Entering a specific industry feels like moving to a new country, learning a new language and meeting a new kind of people. Based on what the industry values, too, I’d even say it has unique currency.
That movie “The Devil Wears Prada” keeps coming to mind. In a scene early in the movie, Old Assistant Emily shows up New Assistant Andrea by knowing some major clients by their casual first names. Then, in a later scene of obvious plot development, New Assistant Andrea surpasses Old Assistant Emily by memorizing certain key people’s full names. I draw major parallels between those scenes and the PR world around me because here, knowing who is who and what they cover is important.
It is like PR’s wallet is an (email) address book; its currency the names inside. Before I had any inkling of this, I was receiving frighteningly (literally frightening) passive-aggressive emails from several executive assistants wondering how a certain SVP (Senior Vice President) was not put on the RSVP list (that I was managing, obviously, hence the blunder) for a press event. I was also getting flack, incidentally at the same event, for not responding appropriately to the executive assistant of another high-level company person. Oh, and another time, while checking guests in, I could have sworn I got a slightly astonished look from someone whose name I did not automatically recognize – the name of the wife of our division’s main SVP. Only then did I remember that one of my managers had advised me to take note of that particular name, so that she didn’t get any hassle from anyone at check-in. Blargh! (Tee hee.)
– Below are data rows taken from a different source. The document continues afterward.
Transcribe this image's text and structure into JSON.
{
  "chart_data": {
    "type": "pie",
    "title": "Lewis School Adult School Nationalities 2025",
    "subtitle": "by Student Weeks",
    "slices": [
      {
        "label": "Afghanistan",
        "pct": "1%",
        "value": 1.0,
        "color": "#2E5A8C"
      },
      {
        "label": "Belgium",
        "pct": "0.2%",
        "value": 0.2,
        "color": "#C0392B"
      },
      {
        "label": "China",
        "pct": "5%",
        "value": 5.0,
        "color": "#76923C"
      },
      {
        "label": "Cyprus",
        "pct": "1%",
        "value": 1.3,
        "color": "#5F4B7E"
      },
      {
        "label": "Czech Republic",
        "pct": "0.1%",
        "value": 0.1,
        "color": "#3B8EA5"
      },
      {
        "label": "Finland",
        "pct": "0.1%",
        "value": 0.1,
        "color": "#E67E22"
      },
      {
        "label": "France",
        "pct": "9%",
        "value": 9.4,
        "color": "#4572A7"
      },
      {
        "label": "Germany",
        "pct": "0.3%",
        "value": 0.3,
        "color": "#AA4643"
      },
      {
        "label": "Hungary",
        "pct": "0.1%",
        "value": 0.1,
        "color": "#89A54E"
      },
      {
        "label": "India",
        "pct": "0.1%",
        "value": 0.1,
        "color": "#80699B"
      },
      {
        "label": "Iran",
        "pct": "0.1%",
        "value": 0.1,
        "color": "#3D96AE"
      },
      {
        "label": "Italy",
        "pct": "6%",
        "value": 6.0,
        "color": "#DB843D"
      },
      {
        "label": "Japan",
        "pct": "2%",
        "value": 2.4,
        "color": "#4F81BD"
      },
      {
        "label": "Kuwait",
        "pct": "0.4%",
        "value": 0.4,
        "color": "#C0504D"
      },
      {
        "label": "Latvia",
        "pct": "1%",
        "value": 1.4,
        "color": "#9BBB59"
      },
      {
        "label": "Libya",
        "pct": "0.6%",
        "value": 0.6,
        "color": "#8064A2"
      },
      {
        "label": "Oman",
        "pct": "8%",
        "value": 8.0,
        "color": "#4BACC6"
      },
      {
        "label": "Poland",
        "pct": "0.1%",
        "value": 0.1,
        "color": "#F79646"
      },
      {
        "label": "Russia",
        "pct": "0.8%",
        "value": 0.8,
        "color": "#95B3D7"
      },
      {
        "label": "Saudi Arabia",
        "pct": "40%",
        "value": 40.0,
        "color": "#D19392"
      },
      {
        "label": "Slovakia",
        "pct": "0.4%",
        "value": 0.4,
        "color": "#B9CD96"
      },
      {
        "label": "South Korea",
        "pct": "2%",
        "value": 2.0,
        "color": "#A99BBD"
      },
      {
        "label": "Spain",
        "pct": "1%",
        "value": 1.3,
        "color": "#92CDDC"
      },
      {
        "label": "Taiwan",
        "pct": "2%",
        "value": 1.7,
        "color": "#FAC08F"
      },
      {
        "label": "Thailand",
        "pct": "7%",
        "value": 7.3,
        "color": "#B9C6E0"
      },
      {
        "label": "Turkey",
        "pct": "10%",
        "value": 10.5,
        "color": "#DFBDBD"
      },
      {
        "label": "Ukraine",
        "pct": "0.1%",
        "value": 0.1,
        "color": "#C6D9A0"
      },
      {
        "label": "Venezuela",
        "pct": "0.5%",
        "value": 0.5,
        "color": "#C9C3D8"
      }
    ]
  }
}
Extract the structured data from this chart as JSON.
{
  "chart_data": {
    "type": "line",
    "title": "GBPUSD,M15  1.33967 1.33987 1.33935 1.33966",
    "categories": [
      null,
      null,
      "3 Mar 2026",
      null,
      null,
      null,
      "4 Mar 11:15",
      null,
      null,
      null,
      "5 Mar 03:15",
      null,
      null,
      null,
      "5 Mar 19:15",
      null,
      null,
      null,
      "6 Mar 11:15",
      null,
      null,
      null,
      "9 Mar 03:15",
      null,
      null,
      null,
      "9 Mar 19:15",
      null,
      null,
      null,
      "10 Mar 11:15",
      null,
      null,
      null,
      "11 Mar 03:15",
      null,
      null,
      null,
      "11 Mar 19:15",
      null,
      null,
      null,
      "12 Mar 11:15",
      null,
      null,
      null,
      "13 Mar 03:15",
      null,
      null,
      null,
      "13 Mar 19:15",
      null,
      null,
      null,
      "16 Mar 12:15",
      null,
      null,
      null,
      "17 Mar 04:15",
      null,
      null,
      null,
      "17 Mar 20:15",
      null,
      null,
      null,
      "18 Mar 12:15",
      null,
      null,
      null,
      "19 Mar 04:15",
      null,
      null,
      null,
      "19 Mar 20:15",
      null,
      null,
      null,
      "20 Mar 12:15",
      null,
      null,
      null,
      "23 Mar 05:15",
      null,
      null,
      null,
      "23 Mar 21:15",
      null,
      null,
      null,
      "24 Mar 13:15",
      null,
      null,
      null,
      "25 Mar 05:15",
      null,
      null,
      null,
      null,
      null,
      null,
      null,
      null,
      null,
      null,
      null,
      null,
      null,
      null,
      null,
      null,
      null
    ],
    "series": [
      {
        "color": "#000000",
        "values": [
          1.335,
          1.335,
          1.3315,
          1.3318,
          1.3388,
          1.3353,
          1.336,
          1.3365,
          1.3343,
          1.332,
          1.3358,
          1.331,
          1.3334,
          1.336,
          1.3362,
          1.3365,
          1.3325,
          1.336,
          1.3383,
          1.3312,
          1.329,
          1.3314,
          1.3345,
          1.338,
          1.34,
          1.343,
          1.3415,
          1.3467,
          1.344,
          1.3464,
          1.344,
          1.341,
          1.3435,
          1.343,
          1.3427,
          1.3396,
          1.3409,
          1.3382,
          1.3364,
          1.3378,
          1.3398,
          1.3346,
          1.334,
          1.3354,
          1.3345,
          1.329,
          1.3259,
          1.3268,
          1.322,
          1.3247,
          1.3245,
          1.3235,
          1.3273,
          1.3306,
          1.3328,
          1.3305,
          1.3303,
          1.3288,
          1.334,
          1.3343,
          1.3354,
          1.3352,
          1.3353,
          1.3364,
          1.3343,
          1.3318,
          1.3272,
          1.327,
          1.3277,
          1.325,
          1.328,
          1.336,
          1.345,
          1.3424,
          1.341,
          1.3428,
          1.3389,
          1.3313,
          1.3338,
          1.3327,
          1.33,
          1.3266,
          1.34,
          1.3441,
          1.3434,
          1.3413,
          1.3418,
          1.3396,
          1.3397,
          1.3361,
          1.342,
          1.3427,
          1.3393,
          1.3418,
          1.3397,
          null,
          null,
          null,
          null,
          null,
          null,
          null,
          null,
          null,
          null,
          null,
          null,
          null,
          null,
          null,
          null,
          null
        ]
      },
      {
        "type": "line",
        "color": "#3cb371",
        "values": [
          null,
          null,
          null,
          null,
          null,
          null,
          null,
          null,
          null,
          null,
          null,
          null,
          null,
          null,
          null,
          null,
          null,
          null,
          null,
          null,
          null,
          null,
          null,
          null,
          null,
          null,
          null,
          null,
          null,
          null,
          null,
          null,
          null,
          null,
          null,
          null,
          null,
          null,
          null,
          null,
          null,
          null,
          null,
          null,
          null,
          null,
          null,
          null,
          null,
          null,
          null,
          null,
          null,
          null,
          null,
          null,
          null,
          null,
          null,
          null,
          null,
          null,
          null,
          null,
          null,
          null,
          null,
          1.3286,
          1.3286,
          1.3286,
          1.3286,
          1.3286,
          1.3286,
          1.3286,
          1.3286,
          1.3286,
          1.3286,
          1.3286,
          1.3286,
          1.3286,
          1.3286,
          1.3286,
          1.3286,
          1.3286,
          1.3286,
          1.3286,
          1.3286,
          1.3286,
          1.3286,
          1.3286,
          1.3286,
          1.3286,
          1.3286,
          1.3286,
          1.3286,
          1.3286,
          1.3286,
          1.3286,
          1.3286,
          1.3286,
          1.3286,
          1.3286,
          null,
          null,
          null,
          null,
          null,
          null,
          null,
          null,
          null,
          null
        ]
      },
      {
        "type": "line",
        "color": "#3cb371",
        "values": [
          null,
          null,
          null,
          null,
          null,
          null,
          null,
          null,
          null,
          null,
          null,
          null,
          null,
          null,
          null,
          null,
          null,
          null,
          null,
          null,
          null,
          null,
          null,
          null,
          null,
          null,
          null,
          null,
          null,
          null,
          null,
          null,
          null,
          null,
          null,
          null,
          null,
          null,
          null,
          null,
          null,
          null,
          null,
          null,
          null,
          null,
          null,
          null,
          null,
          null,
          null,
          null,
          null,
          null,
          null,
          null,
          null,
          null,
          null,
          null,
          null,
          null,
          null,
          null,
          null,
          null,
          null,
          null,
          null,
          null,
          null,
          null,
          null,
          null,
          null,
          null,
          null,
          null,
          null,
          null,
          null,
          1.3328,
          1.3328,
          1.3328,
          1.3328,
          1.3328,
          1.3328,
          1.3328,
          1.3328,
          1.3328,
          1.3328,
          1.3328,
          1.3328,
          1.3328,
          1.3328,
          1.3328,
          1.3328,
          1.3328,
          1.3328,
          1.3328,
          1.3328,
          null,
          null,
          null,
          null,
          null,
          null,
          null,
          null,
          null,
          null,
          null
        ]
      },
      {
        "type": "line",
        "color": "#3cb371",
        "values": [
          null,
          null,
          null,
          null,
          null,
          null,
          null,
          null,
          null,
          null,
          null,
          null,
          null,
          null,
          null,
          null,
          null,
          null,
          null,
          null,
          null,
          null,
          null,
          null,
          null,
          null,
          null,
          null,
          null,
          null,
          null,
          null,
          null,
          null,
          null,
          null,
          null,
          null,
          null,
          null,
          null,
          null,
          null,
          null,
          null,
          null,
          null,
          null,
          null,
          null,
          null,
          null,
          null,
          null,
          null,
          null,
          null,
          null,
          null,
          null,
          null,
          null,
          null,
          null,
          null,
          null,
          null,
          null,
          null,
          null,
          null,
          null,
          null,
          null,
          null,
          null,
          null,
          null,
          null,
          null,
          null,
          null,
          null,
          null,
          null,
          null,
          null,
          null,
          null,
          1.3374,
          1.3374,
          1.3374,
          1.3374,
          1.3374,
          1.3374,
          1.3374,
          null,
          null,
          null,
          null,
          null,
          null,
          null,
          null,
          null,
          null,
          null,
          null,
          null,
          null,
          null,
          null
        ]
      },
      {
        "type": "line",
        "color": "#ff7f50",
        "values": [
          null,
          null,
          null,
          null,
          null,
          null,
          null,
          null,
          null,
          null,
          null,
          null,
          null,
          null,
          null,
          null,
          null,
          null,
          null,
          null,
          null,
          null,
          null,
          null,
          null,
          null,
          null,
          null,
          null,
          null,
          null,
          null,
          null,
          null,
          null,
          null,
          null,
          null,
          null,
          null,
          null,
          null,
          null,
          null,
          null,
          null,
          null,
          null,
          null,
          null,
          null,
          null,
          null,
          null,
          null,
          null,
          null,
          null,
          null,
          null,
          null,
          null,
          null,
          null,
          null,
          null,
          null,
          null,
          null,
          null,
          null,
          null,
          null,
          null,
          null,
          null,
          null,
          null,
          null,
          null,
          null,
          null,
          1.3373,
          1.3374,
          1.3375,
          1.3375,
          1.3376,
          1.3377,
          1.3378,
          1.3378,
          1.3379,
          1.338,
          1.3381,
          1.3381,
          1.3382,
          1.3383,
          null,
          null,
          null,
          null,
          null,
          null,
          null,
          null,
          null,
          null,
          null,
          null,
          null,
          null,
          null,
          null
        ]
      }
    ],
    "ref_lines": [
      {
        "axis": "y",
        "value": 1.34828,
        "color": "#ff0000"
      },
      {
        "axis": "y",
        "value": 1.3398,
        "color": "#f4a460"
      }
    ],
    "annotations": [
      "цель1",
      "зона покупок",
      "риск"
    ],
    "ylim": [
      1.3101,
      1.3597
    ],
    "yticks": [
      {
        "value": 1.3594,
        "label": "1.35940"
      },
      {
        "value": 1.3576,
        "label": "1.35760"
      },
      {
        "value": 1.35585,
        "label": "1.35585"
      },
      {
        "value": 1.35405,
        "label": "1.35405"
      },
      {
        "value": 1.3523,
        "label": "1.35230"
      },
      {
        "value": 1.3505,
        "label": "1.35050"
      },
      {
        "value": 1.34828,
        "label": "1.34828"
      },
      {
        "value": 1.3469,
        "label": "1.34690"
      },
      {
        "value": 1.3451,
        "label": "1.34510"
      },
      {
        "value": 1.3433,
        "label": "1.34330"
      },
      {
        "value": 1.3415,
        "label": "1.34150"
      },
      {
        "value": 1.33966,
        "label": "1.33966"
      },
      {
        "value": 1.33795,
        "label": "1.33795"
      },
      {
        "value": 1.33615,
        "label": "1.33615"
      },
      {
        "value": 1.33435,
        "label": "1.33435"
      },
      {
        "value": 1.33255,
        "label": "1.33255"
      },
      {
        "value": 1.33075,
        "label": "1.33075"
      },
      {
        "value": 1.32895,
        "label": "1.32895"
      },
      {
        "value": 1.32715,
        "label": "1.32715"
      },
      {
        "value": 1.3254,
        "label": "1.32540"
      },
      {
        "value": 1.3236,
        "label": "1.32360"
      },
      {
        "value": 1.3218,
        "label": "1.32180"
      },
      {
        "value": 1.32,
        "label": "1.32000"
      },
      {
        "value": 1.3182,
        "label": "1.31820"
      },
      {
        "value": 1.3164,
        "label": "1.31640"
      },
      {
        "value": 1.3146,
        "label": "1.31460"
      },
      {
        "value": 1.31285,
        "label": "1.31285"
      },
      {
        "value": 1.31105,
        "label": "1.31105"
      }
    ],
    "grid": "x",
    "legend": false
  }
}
The intense value of names in this industry is evident in the intentional connections specific PR reps make with specific news reporters, and vice versa. For example, not all reporters’ inboxes received an invite to our latest press event, meaning they didn’t get advance information about our holiday announcements (or get an amazing free lunch). In the same breath, it is imperative that we know exactly which reporters are the best partners to pitch potential stories we have. I’ve overheard several of my managers talking exasperatedly over the phone at someone (who I imagine was cringing inside) who did not know that High Executive Someone was Another High Executive Someone’s wife, and thus should have been marked or treated accordingly on The List. Things move fast in the mobile tech world, and perhaps even faster in the mobile tech news world, so hitting the wrong target could mean watching our story wilt sad and unnoticed.
The best PR agencies seem like the ones with years of social circles around them, but also the ones keeping immaculate tabs on which reporters are in or out of the buzz, or command the loyalty of the most readers. PR stays relevant through the nature of its contacts. I’m sure all fields, such as legal, finance, human relations and IT all operate around their respective central themes, but it looks like the one I’m running into runs on names.